Gretchen właśnie taka była? zimna i oschła, ale czy byłaby w stanie posunąć się do najokrutniejszych rzeczy? Gretchen była nie tylko osobą, która rozwiązywała zagadkę morderstwa sprzed lat, była ona również główną podejrzaną w tej sprawie. Jako ośmiolatka została znaleziona przy ciele ciotki. Zastanie jej na miejscu zbrodni, trzymającej zakrwawiony nóż, to już niepodważalny dowód na to, że dopuściła się zbrodni. Jednakże należąc do bogatej rodziny, można wiele, nawet sprawić, iż sprawa zostanie umorzona. A nie każdy się z tym faktem pogodził, chociażby Patrick Shaughnessy. Mężczyzna czekający, aż doktor White ponownie straci nad sobą kontrolę nad swoimi mrocznymi impulsami. Choć on również miał swoje sekrety, pomimo tego Gretchen była osobą, z której nie miał zamiaru spuszczać oka?
Do wznowienia sprawy w sumie zmusiła ją detektyw Lauren Marconi, która wierzyła, iż Gretchen White była niewinna. A sama Gretchen zaczęła się zastanawiać, czy jej zamglone wspomnienia z danego dnia są prawdziwe. Czy po prostu umysł płatał jej figle? Bo przecież maiła wtedy tylko osiem lat i wszystko mogła sobie wyobrazić, czyż nie? Chociaż gdzieś tam podświadomie kobieta wierzyła, że być może ktoś jeszcze był zamieszany w wydarzenia z 1993 roku. Dlatego uległa Marconi i wspólnymi siłami kobiety po trzydziestu latach wznowiły sprawę brutalnego morderstwa. A to, czego się dowiedziały, przekraczają granice wyobraźni?

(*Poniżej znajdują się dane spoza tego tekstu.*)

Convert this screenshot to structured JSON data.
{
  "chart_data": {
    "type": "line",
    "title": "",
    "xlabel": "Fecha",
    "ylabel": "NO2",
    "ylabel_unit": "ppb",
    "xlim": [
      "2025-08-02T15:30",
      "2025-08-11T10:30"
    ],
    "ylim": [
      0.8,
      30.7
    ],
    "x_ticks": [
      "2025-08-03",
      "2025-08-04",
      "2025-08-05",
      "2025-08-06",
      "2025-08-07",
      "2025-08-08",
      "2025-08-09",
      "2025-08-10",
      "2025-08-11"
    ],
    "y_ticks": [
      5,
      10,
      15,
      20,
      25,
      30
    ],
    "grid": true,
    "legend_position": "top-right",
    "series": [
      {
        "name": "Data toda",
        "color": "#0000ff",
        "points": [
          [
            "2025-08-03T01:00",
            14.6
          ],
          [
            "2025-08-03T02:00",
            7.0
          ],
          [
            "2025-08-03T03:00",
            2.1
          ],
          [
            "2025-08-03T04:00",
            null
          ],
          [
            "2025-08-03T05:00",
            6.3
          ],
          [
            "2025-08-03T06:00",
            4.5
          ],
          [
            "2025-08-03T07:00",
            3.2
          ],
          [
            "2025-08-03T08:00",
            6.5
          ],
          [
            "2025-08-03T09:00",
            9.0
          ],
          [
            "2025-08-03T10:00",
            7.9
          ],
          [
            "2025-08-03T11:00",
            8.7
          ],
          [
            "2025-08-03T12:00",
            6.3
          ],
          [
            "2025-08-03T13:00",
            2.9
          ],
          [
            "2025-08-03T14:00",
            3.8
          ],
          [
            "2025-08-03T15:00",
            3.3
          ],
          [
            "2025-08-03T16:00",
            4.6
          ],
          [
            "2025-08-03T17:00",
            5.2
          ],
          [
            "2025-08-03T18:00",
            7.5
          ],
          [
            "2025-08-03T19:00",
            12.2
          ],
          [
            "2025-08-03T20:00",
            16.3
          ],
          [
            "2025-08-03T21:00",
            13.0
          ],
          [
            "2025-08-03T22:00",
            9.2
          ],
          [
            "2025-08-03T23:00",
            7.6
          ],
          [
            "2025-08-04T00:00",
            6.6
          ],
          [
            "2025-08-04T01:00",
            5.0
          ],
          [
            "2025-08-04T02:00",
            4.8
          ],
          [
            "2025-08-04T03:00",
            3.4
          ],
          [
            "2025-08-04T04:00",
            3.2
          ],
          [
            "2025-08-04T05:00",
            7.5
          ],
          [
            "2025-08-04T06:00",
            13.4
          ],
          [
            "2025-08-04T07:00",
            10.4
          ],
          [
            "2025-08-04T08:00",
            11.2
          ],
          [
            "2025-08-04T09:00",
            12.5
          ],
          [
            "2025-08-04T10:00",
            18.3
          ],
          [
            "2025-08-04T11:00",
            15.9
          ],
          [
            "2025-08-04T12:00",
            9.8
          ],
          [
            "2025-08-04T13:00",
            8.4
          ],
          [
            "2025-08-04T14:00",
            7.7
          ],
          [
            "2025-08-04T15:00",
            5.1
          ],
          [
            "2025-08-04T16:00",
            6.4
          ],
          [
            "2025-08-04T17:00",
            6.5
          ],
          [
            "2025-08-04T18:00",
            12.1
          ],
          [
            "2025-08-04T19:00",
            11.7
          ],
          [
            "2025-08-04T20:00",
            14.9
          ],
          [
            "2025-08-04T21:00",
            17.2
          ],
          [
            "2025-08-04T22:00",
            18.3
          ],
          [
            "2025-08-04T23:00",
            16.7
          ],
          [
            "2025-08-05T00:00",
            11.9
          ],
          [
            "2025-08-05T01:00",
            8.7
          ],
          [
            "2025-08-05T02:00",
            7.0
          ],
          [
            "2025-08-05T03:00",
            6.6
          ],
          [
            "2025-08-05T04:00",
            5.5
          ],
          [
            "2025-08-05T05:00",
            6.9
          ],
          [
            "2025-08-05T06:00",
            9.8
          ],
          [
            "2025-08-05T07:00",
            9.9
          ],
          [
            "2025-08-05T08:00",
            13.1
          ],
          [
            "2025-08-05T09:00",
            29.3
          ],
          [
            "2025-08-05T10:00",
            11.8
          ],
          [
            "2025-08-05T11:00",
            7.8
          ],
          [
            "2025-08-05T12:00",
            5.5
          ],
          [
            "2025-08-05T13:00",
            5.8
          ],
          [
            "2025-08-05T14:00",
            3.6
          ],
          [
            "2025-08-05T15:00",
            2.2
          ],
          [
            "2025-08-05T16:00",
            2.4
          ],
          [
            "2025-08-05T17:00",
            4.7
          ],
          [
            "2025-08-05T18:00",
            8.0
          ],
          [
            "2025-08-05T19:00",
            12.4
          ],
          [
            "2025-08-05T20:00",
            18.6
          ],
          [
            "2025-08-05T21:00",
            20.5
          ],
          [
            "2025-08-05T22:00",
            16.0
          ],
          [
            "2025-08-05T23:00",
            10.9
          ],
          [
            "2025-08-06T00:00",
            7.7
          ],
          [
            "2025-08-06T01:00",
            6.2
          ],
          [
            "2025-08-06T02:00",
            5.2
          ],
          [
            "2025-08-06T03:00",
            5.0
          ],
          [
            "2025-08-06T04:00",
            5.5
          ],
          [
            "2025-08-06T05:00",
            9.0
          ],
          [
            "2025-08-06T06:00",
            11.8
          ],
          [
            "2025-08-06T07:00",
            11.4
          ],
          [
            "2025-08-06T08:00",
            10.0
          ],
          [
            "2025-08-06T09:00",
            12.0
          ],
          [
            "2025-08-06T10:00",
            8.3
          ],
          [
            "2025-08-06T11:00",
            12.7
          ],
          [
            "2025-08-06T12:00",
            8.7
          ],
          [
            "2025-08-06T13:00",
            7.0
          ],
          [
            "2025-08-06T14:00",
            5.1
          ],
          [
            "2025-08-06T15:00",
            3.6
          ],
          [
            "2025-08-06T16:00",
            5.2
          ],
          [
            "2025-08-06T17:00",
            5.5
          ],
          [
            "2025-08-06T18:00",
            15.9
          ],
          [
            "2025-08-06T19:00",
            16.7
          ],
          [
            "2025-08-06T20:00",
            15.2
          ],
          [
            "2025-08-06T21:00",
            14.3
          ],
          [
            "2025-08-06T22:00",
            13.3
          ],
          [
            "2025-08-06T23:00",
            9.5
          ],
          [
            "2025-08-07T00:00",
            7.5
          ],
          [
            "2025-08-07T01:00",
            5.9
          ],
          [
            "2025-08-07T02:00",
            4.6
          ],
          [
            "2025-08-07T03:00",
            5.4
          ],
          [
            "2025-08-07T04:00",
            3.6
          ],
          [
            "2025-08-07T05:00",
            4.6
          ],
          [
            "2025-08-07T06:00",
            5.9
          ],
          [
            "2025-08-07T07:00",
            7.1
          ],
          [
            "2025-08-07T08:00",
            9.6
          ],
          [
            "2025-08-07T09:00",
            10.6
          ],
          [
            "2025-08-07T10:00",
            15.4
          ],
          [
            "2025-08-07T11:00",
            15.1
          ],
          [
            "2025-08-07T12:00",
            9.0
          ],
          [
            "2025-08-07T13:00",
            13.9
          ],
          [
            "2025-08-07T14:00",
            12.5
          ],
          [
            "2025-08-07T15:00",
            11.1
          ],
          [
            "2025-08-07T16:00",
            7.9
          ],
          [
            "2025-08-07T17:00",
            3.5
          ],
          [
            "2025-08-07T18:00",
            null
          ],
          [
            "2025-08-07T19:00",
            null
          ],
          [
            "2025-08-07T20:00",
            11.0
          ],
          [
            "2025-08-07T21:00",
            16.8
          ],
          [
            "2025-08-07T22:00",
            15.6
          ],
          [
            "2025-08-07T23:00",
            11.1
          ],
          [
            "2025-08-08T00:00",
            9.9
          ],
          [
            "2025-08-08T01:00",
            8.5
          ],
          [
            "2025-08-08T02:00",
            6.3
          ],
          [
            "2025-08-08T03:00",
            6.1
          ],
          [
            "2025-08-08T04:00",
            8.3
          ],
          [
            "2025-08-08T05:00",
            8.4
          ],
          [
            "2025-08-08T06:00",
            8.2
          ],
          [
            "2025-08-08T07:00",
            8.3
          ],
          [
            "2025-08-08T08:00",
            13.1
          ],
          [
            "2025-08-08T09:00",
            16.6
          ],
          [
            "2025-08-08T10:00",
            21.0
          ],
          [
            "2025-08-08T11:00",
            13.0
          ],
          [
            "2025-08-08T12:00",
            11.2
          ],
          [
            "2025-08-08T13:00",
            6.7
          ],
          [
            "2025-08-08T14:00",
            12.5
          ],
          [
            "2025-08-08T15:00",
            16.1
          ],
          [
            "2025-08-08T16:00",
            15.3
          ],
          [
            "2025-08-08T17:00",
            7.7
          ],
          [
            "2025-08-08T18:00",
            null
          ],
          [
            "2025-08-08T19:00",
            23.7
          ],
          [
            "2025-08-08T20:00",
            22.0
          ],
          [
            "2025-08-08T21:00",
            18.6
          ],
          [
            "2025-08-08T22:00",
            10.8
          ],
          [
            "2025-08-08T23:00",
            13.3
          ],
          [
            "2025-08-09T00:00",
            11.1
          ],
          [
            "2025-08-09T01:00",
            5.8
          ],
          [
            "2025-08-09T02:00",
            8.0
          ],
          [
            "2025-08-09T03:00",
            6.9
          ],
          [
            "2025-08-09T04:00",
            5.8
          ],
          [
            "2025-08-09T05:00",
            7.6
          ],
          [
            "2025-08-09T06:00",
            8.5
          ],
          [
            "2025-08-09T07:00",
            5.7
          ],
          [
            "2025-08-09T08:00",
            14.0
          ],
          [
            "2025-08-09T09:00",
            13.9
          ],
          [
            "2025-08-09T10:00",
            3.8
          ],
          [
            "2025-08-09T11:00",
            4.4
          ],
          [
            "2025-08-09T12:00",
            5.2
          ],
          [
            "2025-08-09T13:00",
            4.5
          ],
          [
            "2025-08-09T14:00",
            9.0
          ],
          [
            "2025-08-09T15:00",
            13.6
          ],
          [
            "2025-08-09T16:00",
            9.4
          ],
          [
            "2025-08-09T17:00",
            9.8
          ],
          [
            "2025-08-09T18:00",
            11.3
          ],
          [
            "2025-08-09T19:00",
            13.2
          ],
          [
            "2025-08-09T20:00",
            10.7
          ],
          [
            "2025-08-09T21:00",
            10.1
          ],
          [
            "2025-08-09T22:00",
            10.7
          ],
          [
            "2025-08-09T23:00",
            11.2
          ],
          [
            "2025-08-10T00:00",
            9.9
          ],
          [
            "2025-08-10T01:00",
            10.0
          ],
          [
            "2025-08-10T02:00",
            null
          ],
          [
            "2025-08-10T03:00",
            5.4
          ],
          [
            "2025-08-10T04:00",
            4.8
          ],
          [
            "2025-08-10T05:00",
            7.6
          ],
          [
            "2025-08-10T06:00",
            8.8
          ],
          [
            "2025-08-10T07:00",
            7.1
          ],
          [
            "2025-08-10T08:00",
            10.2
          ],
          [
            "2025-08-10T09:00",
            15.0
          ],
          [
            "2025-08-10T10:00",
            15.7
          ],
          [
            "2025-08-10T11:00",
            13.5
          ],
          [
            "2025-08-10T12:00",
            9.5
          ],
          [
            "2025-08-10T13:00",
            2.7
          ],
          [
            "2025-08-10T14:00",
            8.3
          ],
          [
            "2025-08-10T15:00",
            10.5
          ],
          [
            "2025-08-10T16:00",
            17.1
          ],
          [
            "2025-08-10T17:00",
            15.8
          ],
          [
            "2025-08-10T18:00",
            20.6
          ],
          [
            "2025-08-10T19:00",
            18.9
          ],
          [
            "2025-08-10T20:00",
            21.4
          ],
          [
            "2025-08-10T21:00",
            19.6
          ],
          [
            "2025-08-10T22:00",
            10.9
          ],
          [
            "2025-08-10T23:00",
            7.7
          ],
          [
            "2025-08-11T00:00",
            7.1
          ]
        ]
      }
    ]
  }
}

Jesteście gotowi, aby poznać sekret skrywany w rodzinnym domu Dr. Gretchen White? Jeśli tak, to zapinajcie pasy, bo ta historia, to jazda bez trzymanki. Już od samego prologu robi się mrocznie, co wzbudza wielkie zaintrygowanie. A z każdą kolejną stroną, kiedy na jaw wychodzą następne fakty, nie można się oderwać. Emocjonalna bomba, która sprawiła, iż czytanie tej książki było dla mnie czystą przyjemnością.
Bardzo spodobał mi się sposób napisania tej historii. Przedstawienie jej z perspektywy kilku bohaterów, w tym cofanie się w czasie jest jak najbardziej pozytywnym posunięciem. Dzięki temu można było bardzo dobrze zrozumieć ich poczynania. A sami bohaterowie i okoliczności stworzone w perfekcyjny sposób. Krótko: Książka, którą warto przeczytać. Zdecydowanie nie będzie to marnotrawco czasu, a przede wszystkim dobra zabawa.